Experiment 2: Point Density Robustness

Procedure: I tested the model's robustness to varying point density by randomly sampling different numbers of points from each object (100, 500, 1000, 2500, 5000, 7500, 10000 points). This evaluates whether the model can maintain performance with sparse point clouds and how much geometric information is truly needed for accurate classification.

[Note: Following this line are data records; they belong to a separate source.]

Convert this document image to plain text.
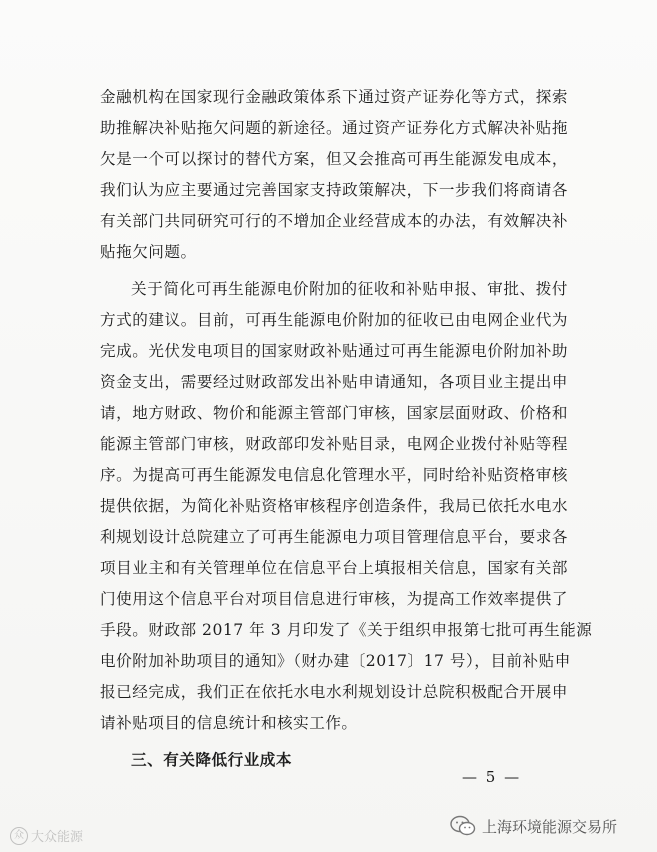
金融机构在国家现行金融政策体系下通过资产证券化等方式，探索
助推解决补贴拖欠问题的新途径。通过资产证券化方式解决补贴拖
欠是一个可以探讨的替代方案，但又会推高可再生能源发电成本，
我们认为应主要通过完善国家支持政策解决，下一步我们将商请各
有关部门共同研究可行的不增加企业经营成本的办法，有效解决补
贴拖欠问题。
关于简化可再生能源电价附加的征收和补贴申报、审批、拨付
方式的建议。目前，可再生能源电价附加的征收已由电网企业代为
完成。光伏发电项目的国家财政补贴通过可再生能源电价附加补助
资金支出，需要经过财政部发出补贴申请通知，各项目业主提出申
请，地方财政、物价和能源主管部门审核，国家层面财政、价格和
能源主管部门审核，财政部印发补贴目录，电网企业拨付补贴等程
序。为提高可再生能源发电信息化管理水平，同时给补贴资格审核
提供依据，为简化补贴资格审核程序创造条件，我局已依托水电水
利规划设计总院建立了可再生能源电力项目管理信息平台，要求各
项目业主和有关管理单位在信息平台上填报相关信息，国家有关部
门使用这个信息平台对项目信息进行审核，为提高工作效率提供了
手段。财政部 2017 年 3 月印发了《关于组织申报第七批可再生能源
电价附加补助项目的通知》（财办建〔2017〕17 号），目前补贴申
报已经完成，我们正在依托水电水利规划设计总院积极配合开展申
请补贴项目的信息统计和核实工作。
三、有关降低行业成本
— 5 —
众 大众能源
上海环境能源交易所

Classification Task Results

Baseline Test Accuracy (10000 points): 97.90%
Test Accuracy at 100 points: 92.76%
Comparison with Q1: Only -5.14% accuracy drop with 100x fewer points
Detailed Results:
# Points Accuracy Change
100 92.76% -5.14%
500 96.85% -1.05%
1000 97.80% -0.10%
2500 98.01% +0.11%
5000 98.01% +0.11%
7500 97.80% -0.10%
10000 97.90% 0.00%

Classification Visualizations

Q1 Original

Q1 Original (10000 points - 97.90%)

100 Points

100 Points (92.76%)

Segmentation Task Results

Baseline Test Accuracy (10000 points): 90.40%
Test Accuracy at 100 points: 83.92%
Comparison with Q2: -6.48% accuracy drop with 100x fewer points
Detailed Results:
# Points Accuracy Change
100 83.92% -6.48%
500 88.81% -1.59%
1000 89.83% -0.57%
2500 90.31% -0.09%
5000 90.37% -0.03%
7500 90.43% +0.03%
10000 90.40% 0.00%

Segmentation Visualizations - 10000 Points (Baseline)

10000 Points GT

10000 Points - Ground Truth

10000 Points Prediction

10000 Points - Prediction (90.40%)

Segmentation Visualizations - 5000 Points

5000 Points GT

5000 Points - Ground Truth

5000 Points Prediction

5000 Points - Prediction (90.37%)

Segmentation Visualizations - 1000 Points

1000 Points GT

1000 Points - Ground Truth

1000 Points Prediction

1000 Points - Prediction (89.83%)

Segmentation Visualizations - 100 Points

100 Points GT

100 Points - Ground Truth

100 Points Prediction

100 Points - Prediction (83.92%)

Interpretation: Both models demonstrate excellent robustness to reduced point density, in stark contrast to their rotation sensitivity. Classification maintains 92.76% accuracy with just 100 points (5.14% drop), while segmentation achieves 83.92% (6.48% drop). The slightly larger degradation in segmentation is expected since it requires more local geometric detail for per-point labeling. Performance plateaus around 500 points for classification (96.85%) and 1000 points for segmentation (89.83%), showing that PointNet efficiently extracts salient geometric features without requiring dense sampling. This robustness stems from the symmetric max-pooling aggregation function, which is invariant to point set size and focuses on the most discriminative features. The visualizations demonstrate that even with dramatically reduced point density (100 points vs 10000), the model maintains coherent segmentation with only minor quality degradation at part boundaries. This confirms that PointNet successfully learns compact shape representations that generalize across different sampling densities, making it practical for real-world applications with varying sensor quality and point cloud resolution.